Wednesday, 05.08.2013 / 3:31 PM
Louie Korac  - NHL.com Correspondent

ST. LOUIS -- T.J. Oshie didn't shy away from the attention after Game 4.

The St. Louis Blues forward was critical of himself following his team's 4-3 loss to the Los Angeles Kings in the Western Conference Quarterfinals, calling it embarrassing despite scoring the first two Stanley Cup Playoff goals of his career.

"I think we started trying to make some cute plays at the blue line," Oshie said. "I'll speak for my line when I say we were good at times and we were terrible at other times. I could have single-handedly prevented three of their goals. I'm probably to blame for those three.
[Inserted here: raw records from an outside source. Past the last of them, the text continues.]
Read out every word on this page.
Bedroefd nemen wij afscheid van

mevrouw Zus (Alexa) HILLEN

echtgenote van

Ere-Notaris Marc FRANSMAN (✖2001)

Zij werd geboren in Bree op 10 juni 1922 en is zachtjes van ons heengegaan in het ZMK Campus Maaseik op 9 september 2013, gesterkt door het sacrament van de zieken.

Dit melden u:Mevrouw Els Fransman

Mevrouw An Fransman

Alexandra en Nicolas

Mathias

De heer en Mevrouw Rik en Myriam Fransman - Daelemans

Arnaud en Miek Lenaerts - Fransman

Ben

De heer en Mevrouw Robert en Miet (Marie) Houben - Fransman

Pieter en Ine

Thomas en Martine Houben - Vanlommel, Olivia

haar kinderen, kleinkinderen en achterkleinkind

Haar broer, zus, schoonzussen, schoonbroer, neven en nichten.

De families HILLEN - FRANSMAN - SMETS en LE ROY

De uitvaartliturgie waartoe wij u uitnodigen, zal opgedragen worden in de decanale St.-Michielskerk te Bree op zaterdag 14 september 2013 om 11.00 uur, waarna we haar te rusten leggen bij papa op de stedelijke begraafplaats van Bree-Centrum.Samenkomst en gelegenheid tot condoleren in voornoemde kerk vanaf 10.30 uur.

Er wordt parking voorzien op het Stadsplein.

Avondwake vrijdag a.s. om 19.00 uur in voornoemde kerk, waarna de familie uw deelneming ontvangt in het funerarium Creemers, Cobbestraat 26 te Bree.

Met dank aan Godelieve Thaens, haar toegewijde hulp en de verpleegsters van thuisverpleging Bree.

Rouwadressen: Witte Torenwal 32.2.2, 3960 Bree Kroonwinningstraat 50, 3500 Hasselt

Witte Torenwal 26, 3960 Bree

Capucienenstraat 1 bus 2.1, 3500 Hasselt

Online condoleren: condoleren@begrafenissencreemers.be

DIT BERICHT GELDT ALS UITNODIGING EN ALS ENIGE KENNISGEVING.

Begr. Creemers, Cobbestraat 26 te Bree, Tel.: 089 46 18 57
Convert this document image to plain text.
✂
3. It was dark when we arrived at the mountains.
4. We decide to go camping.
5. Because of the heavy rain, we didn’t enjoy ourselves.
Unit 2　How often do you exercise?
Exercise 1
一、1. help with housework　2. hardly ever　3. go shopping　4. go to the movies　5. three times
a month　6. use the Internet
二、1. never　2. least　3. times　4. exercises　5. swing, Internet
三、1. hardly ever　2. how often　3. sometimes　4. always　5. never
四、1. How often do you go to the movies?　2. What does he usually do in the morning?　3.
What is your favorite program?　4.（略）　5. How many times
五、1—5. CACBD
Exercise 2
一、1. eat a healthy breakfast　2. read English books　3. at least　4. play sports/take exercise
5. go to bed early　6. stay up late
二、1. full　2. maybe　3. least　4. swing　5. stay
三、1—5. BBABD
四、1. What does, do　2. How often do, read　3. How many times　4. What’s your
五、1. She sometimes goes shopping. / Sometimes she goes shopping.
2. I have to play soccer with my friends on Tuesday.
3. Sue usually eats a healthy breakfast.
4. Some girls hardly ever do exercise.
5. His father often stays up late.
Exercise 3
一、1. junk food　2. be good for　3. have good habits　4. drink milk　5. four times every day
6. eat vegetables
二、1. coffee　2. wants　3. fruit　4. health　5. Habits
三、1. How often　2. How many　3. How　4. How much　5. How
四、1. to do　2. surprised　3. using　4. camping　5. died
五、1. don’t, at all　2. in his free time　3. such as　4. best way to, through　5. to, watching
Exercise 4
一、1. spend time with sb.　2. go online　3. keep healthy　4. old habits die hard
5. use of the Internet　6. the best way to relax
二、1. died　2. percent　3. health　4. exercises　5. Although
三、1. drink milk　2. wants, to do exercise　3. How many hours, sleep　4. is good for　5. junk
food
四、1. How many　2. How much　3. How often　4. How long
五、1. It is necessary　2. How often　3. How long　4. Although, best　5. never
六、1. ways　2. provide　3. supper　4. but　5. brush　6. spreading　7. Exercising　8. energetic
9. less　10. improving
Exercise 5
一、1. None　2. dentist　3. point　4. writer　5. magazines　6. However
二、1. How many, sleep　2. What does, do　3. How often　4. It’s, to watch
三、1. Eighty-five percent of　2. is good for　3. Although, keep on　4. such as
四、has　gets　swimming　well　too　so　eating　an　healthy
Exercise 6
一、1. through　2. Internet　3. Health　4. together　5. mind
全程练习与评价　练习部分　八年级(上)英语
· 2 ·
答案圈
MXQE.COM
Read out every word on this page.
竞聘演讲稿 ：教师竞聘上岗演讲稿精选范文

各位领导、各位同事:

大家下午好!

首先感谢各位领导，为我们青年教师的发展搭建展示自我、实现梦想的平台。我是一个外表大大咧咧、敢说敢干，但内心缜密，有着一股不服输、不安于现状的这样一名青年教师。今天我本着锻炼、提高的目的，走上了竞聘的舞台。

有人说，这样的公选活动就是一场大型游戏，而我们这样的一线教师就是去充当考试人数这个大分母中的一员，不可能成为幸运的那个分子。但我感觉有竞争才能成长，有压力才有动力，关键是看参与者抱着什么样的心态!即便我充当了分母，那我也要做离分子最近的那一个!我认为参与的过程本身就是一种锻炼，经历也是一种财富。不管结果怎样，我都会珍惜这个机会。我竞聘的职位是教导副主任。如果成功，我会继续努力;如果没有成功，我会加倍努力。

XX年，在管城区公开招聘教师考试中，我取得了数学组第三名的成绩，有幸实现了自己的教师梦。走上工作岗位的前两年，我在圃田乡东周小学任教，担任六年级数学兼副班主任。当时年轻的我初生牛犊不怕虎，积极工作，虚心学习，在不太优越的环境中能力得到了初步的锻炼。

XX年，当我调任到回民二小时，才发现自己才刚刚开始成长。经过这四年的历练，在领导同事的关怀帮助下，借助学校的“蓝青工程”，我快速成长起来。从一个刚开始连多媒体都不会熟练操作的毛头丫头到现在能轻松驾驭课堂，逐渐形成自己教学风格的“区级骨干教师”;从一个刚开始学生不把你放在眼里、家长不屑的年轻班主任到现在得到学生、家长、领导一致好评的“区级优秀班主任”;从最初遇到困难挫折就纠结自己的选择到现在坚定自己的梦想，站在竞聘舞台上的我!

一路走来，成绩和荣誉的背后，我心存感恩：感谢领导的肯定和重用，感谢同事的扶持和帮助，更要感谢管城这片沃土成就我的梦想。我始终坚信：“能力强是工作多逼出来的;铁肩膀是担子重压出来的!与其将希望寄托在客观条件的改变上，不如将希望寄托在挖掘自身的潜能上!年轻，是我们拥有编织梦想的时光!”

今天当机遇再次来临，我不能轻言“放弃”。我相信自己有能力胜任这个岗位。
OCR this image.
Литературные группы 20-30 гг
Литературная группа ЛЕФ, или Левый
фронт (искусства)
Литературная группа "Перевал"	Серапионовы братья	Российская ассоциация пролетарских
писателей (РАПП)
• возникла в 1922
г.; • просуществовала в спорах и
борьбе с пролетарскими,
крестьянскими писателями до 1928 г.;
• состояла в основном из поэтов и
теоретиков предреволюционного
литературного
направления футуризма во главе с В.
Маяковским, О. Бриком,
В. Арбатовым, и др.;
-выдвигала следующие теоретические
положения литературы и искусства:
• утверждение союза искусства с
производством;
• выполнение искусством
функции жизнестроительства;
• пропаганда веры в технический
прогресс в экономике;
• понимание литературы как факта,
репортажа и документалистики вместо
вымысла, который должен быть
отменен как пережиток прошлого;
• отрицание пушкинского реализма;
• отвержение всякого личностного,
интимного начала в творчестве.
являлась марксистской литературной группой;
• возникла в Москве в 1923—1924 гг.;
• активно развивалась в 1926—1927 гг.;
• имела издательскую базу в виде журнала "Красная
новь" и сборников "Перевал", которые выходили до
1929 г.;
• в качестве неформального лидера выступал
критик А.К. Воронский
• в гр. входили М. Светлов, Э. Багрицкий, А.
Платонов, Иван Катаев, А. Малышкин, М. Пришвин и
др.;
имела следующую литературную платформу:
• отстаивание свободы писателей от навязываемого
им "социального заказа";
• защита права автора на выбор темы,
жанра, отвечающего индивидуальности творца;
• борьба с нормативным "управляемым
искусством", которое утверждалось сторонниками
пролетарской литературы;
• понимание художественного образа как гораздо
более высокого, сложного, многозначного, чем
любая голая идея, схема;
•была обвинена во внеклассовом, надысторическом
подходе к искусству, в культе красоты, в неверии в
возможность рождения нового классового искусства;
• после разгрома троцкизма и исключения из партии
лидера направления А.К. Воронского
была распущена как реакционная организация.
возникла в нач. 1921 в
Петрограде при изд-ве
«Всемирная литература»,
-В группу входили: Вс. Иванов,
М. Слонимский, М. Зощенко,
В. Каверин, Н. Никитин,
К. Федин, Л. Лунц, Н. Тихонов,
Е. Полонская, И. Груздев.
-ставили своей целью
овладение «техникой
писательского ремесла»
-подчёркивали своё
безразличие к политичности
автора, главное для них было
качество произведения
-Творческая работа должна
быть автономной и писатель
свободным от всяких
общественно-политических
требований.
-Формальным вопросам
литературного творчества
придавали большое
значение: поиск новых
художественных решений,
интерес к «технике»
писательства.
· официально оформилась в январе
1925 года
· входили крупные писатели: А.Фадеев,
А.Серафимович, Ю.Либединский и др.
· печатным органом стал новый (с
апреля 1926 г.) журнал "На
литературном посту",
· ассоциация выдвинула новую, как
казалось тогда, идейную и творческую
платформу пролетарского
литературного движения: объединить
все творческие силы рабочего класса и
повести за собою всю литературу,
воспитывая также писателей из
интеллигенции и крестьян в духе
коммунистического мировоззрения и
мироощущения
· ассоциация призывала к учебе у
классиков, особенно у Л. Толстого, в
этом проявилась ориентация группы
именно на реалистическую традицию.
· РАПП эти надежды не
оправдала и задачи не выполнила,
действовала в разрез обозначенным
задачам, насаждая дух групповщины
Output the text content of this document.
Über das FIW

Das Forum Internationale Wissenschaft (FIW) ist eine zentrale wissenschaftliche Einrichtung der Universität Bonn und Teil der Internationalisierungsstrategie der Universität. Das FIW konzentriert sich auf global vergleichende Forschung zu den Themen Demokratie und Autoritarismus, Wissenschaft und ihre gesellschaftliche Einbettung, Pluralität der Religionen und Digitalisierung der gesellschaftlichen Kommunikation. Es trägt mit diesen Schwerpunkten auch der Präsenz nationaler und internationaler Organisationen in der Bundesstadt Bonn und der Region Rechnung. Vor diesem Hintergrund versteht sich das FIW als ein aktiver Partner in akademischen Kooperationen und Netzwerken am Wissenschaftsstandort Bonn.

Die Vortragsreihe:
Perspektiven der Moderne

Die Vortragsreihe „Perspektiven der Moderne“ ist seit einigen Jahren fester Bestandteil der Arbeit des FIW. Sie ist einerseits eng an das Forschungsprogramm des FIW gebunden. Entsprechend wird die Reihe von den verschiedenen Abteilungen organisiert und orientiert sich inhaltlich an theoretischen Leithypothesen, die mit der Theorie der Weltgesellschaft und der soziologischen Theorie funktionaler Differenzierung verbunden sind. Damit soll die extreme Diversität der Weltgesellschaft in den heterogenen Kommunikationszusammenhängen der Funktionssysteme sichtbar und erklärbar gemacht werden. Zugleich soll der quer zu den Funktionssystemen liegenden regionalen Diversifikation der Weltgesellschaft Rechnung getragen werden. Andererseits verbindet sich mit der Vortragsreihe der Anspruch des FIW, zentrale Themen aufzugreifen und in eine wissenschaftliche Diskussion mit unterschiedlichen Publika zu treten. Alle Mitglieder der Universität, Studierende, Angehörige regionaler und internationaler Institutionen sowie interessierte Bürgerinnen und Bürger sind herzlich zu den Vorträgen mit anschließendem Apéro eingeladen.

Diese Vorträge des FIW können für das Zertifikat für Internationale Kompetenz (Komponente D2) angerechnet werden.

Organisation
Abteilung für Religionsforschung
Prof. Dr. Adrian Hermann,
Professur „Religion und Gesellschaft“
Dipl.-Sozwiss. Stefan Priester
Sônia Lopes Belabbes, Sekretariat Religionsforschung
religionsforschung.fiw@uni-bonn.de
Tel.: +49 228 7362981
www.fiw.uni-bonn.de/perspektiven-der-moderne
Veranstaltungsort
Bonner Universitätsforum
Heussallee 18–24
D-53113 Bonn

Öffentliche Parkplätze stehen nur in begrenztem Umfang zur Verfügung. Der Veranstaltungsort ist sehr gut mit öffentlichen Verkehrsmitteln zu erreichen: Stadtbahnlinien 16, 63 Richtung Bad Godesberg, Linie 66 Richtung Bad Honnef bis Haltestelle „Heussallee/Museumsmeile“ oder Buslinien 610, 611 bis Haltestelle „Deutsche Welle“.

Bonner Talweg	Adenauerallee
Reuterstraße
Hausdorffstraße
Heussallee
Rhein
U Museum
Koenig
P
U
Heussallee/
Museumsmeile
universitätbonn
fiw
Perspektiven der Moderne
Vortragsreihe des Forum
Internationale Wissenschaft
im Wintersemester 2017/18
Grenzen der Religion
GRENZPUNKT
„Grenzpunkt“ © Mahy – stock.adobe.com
"Being on the ice for all four of the other team's goals is pretty embarrassing."

Oshie and Patrik Berglund were on the ice for all four Kings goals, and linemate David Perron was on the ice for three of them (the first Kings goal was scored during 4-on-4 play).

With Game 5 slated for Wednesday (9 p.m. ET, NHLN-US, CNBC, CBC), look for the trio to have a chip on their shoulders with the best-of-7 series all squared at 2-2.

"We've got to step up our play," Oshie said after the team's morning skate Wednesday. "It wasn't like we had a bad entire game. I think it was four major instances where our reloads weren't right, we were maybe a little aggressive, our routes weren't right. On one, I had a bad stick.

"It's little things, but I think it's just those little things that win you playoff games. It's the little things that [the Kings are] doing right now, and that's why they got the last two wins against us."

It would have been natural for Blues coach Ken Hitchcock to break up the unit known as "The Kid Line." But Hitchcock will keep the glue that has upped the play of a line that was strong for three games. Oshie is the player he believes elevates everyone else's play.

"He's our conscience," Hitchcock said of Oshie. "He's the guy that sets the standard of performance. He's disturbed and disappointed that they were on the ice for goals-against, odd-man rushes against. He was disappointed by that. I think he knew at the end of the game that when we had the 2-0 lead, we started trying to apply the knockout punch and got caught.

"We've done that a little bit this year and that's just the maturing process of a young team trying to learn how to win against a really good team. I thought that's the one thing we're guilty of. We tried to hit the knockout punch way too early and got caught pushing down, gave up odd-man rushes and let them back in the game. When you give up odd-man rushes on the road, they usually end up in your net. We were just way too aggressive in trying to keep pucks in and that's where I think [Oshie] is disappointed, that they got swept up in the emotion of the game. We gave up the wrong chances to the wrong people."

Despite scoring his first two playoff goals, Oshie -- along with Berglund and Perron -- each finished minus-3 in the game, but Hitchcock said he believes the unit will bounce back.

"I think for us, wherever we put [Oshie], that line plays the right way," Hitchcock said. "When it doesn't, he grabs it right away and gets it to play the right way. That's why Berglund's line, they were terrific in Game 2 and 3, and it wouldn't surprise me if they were good again [in Game 5].

"They had a subpar effort [in Game 4]. They know it, and they'll jump back."